Presentation Authors: Matthew Clements*, C William Pike, Jacqueline Zillioux, David Rapp, Charlottesville, VA
Introduction: The opioid epidemic has been the recent focus of significant national initiatives to reduce the misuse of opioids and related addiction. Interstitial cystitis (IC) is a chronic pain state at risk for frequent narcotics use. Accordingly, we sought to assess narcotic prescription use in patients with IC through analysis of patient claims data.
Methods: Data were accessed from the Virginia All Payers Claims Database (VAPCD), a dataset that includes medical and pharmacy claims from state residents insured through Medicare, Medicaid, and private commercial insurers. We identified female patients with diagnosis of IC from 2011-2017 using International Classification of Disease (ICD) codes 595.1 (ICD9) or N30.10 (ICD10). A patient identifier was used to link diagnosis claims with outpatient prescription claims for opioids by using generic product identifiers. We then analyzed opioid prescriptions within 30 days of a claim with IC diagnosis.

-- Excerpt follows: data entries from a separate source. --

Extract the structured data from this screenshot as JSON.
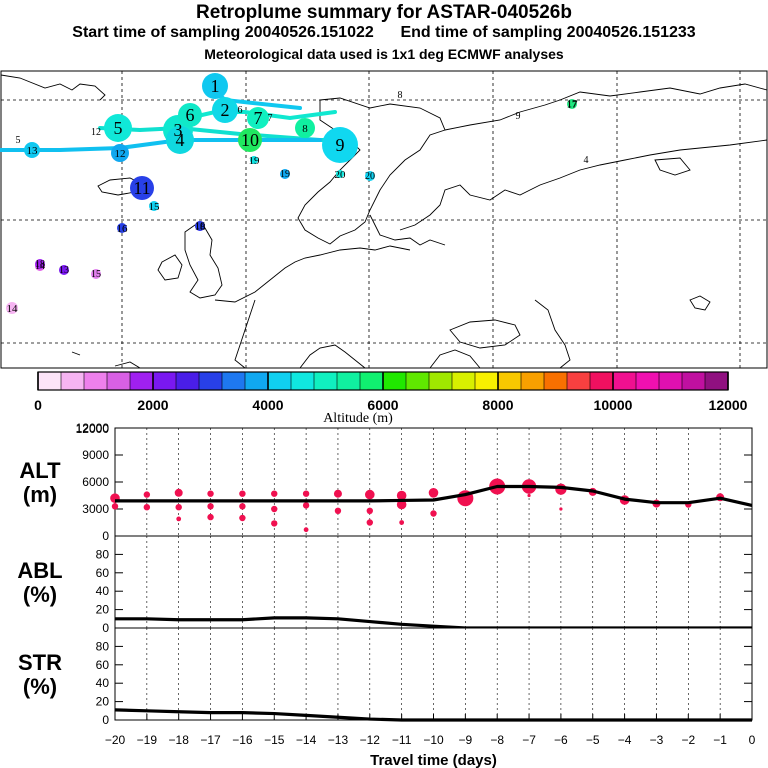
{
  "header": {
    "title": "Retroplume summary for ASTAR-040526b",
    "sampling_line": "Start time of sampling 20040526.151022      End time of sampling 20040526.151233",
    "met_line": "Meteorological data used is 1x1 deg ECMWF analyses"
  },
  "colorbar": {
    "label": "Altitude (m)",
    "tick_labels": [
      "0",
      "2000",
      "4000",
      "6000",
      "8000",
      "10000",
      "12000"
    ],
    "colors": [
      "#fce4f8",
      "#f6b4f2",
      "#ee80ec",
      "#d860e4",
      "#a020f0",
      "#7a18f0",
      "#4a1ee8",
      "#2840e8",
      "#1e78f0",
      "#10a8f0",
      "#10d0f0",
      "#10e8e0",
      "#10f0c0",
      "#10f0a0",
      "#10f070",
      "#20e800",
      "#60e800",
      "#a0e800",
      "#d8f000",
      "#f8f000",
      "#f8c800",
      "#f8a000",
      "#f87000",
      "#f84040",
      "#f01060",
      "#f01090",
      "#f010b0",
      "#e010b0",
      "#c010a0",
      "#901080"
    ]
  },
  "map": {
    "plume_labels": [
      {
        "t": "1",
        "c": "#10c8f0",
        "s": 13
      },
      {
        "t": "2",
        "c": "#10d8e8",
        "s": 13
      },
      {
        "t": "3",
        "c": "#10e8d0",
        "s": 15
      },
      {
        "t": "4",
        "c": "#10d8e0",
        "s": 14
      },
      {
        "t": "5",
        "c": "#10e8d8",
        "s": 14
      },
      {
        "t": "6",
        "c": "#10e8c8",
        "s": 12
      },
      {
        "t": "7",
        "c": "#10f0c0",
        "s": 11
      },
      {
        "t": "8",
        "c": "#10f0a0",
        "s": 10
      },
      {
        "t": "9",
        "c": "#10d8f0",
        "s": 18
      },
      {
        "t": "10",
        "c": "#20e860",
        "s": 12
      },
      {
        "t": "11",
        "c": "#2840e8",
        "s": 12
      },
      {
        "t": "12",
        "c": "#10a8f0",
        "s": 9
      },
      {
        "t": "13",
        "c": "#10c8f0",
        "s": 8
      },
      {
        "t": "14",
        "c": "#f6b4f2",
        "s": 6
      },
      {
        "t": "15",
        "c": "#10d0f0",
        "s": 5
      },
      {
        "t": "16",
        "c": "#2840e8",
        "s": 5
      },
      {
        "t": "17",
        "c": "#60e880",
        "s": 4
      },
      {
        "t": "18",
        "c": "#a020f0",
        "s": 5
      },
      {
        "t": "19",
        "c": "#10e0e0",
        "s": 4
      },
      {
        "t": "20",
        "c": "#10e8e0",
        "s": 4
      }
    ],
    "outlier_labels": [
      "4",
      "5",
      "6",
      "7",
      "8",
      "9",
      "12",
      "13",
      "14",
      "15",
      "16",
      "17",
      "18",
      "19",
      "20"
    ]
  },
  "chart_data": [
    {
      "type": "line",
      "name": "ALT",
      "ylabel": "ALT\n(m)",
      "ylim": [
        0,
        12000
      ],
      "yticks": [
        0,
        3000,
        6000,
        9000,
        12000
      ],
      "xlim": [
        -20,
        0
      ],
      "x": [
        -20,
        -19,
        -18,
        -17,
        -16,
        -15,
        -14,
        -13,
        -12,
        -11,
        -10,
        -9,
        -8,
        -7,
        -6,
        -5,
        -4,
        -3,
        -2,
        -1,
        0
      ],
      "values": [
        3900,
        3900,
        3900,
        3900,
        3900,
        3900,
        3900,
        3900,
        3900,
        3950,
        4000,
        4600,
        5500,
        5500,
        5400,
        5000,
        4100,
        3700,
        3700,
        4200,
        3400
      ],
      "dots_note": "red dots show individual cluster altitudes",
      "cluster_points": [
        [
          -20,
          4200,
          3
        ],
        [
          -20,
          3300,
          2
        ],
        [
          -19,
          4600,
          2
        ],
        [
          -19,
          3200,
          2
        ],
        [
          -18,
          4800,
          2.5
        ],
        [
          -18,
          3200,
          2
        ],
        [
          -18,
          1900,
          1.5
        ],
        [
          -17,
          4700,
          2
        ],
        [
          -17,
          3300,
          2
        ],
        [
          -17,
          2100,
          2
        ],
        [
          -16,
          4700,
          2
        ],
        [
          -16,
          3300,
          2
        ],
        [
          -16,
          2000,
          2
        ],
        [
          -15,
          4700,
          2
        ],
        [
          -15,
          3000,
          2
        ],
        [
          -15,
          1400,
          2
        ],
        [
          -14,
          4700,
          2
        ],
        [
          -14,
          3400,
          2
        ],
        [
          -14,
          700,
          1.5
        ],
        [
          -13,
          4700,
          2.5
        ],
        [
          -13,
          2800,
          2
        ],
        [
          -12,
          4600,
          3
        ],
        [
          -12,
          2800,
          2
        ],
        [
          -12,
          1500,
          2
        ],
        [
          -11,
          4500,
          3
        ],
        [
          -11,
          3500,
          3
        ],
        [
          -11,
          1500,
          1.5
        ],
        [
          -10,
          4800,
          3
        ],
        [
          -10,
          2500,
          2
        ],
        [
          -9,
          4200,
          5
        ],
        [
          -8,
          5500,
          5
        ],
        [
          -7,
          5500,
          4.5
        ],
        [
          -7,
          4500,
          1
        ],
        [
          -6,
          5200,
          3.5
        ],
        [
          -6,
          3000,
          1
        ],
        [
          -5,
          4900,
          2.5
        ],
        [
          -4,
          4000,
          3
        ],
        [
          -3,
          3600,
          2.5
        ],
        [
          -2,
          3500,
          2
        ],
        [
          -1,
          4300,
          2.5
        ]
      ]
    },
    {
      "type": "line",
      "name": "ABL",
      "ylabel": "ABL\n(%)",
      "ylim": [
        0,
        100
      ],
      "yticks": [
        0,
        20,
        40,
        60,
        80
      ],
      "xlim": [
        -20,
        0
      ],
      "x": [
        -20,
        -19,
        -18,
        -17,
        -16,
        -15,
        -14,
        -13,
        -12,
        -11,
        -10,
        -9,
        -8,
        -7,
        -6,
        -5,
        -4,
        -3,
        -2,
        -1,
        0
      ],
      "values": [
        10,
        10,
        9,
        9,
        9,
        11,
        11,
        10,
        7,
        4,
        2,
        0,
        0,
        0,
        0,
        0,
        0,
        0,
        0,
        0,
        0
      ]
    },
    {
      "type": "line",
      "name": "STR",
      "ylabel": "STR\n(%)",
      "ylim": [
        0,
        100
      ],
      "yticks": [
        0,
        20,
        40,
        60,
        80
      ],
      "xlim": [
        -20,
        0
      ],
      "x": [
        -20,
        -19,
        -18,
        -17,
        -16,
        -15,
        -14,
        -13,
        -12,
        -11,
        -10,
        -9,
        -8,
        -7,
        -6,
        -5,
        -4,
        -3,
        -2,
        -1,
        0
      ],
      "values": [
        11,
        10,
        9,
        8,
        8,
        7,
        5,
        3,
        1,
        0,
        0,
        0,
        0,
        0,
        0,
        0,
        0,
        0,
        0,
        0,
        0
      ],
      "xlabel": "Travel time (days)",
      "xticks": [
        -20,
        -19,
        -18,
        -17,
        -16,
        -15,
        -14,
        -13,
        -12,
        -11,
        -10,
        -9,
        -8,
        -7,
        -6,
        -5,
        -4,
        -3,
        -2,
        -1,
        0
      ],
      "xtick_labels": [
        "−20",
        "−19",
        "−18",
        "−17",
        "−16",
        "−15",
        "−14",
        "−13",
        "−12",
        "−11",
        "−10",
        "−9",
        "−8",
        "−7",
        "−6",
        "−5",
        "−4",
        "−3",
        "−2",
        "−1",
        "0"
      ]
    }
  ]
}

Results: A total of 6,989 patients with an IC diagnosis were identified and were associated with 31,685 claims. Accordingly, the median number of IC claims per patients was 7 (IQR 3,21). Mean patient age was 48.6 (95% CI 48.5, 48.7). 27.8% of patients had at least 1 opioid prescription, with a median of 2 prescriptions (IQR 1, 4). In those patients receiving opioids. 186 (9.6%) patients had more than 10 prescriptions for opioids, with a max of 129. The most common prescriptions were hydrocodone (n=2579, 31.5%), oxycodone (n=1889, 23.1%), and tramadol (n=1139, 13.9%). In addition, prescriptions for methadone (n=101, 1.2%) and buprenorphine (n=40, 0.5%) were associated with IC diagnosis. Opioid prescriptions per month are shown in Figure 1, demonstrating a decline in opioid prescriptions per month for IC. However, the rate of narcotic prescriptions per IC diagnosis remained stable.
Conclusions: A significant number of patients with IC diagnosis are treated with opioids, with a percentage receiving a large number of opioid prescriptions. While the overall number of opioid prescriptions associated with IC appears to be declining, the prescription rate per IC diagnosis has not declined over the study years. As part of the national initiative to reduce narcotics use, our data suggest that IC treatment strategies should be examined.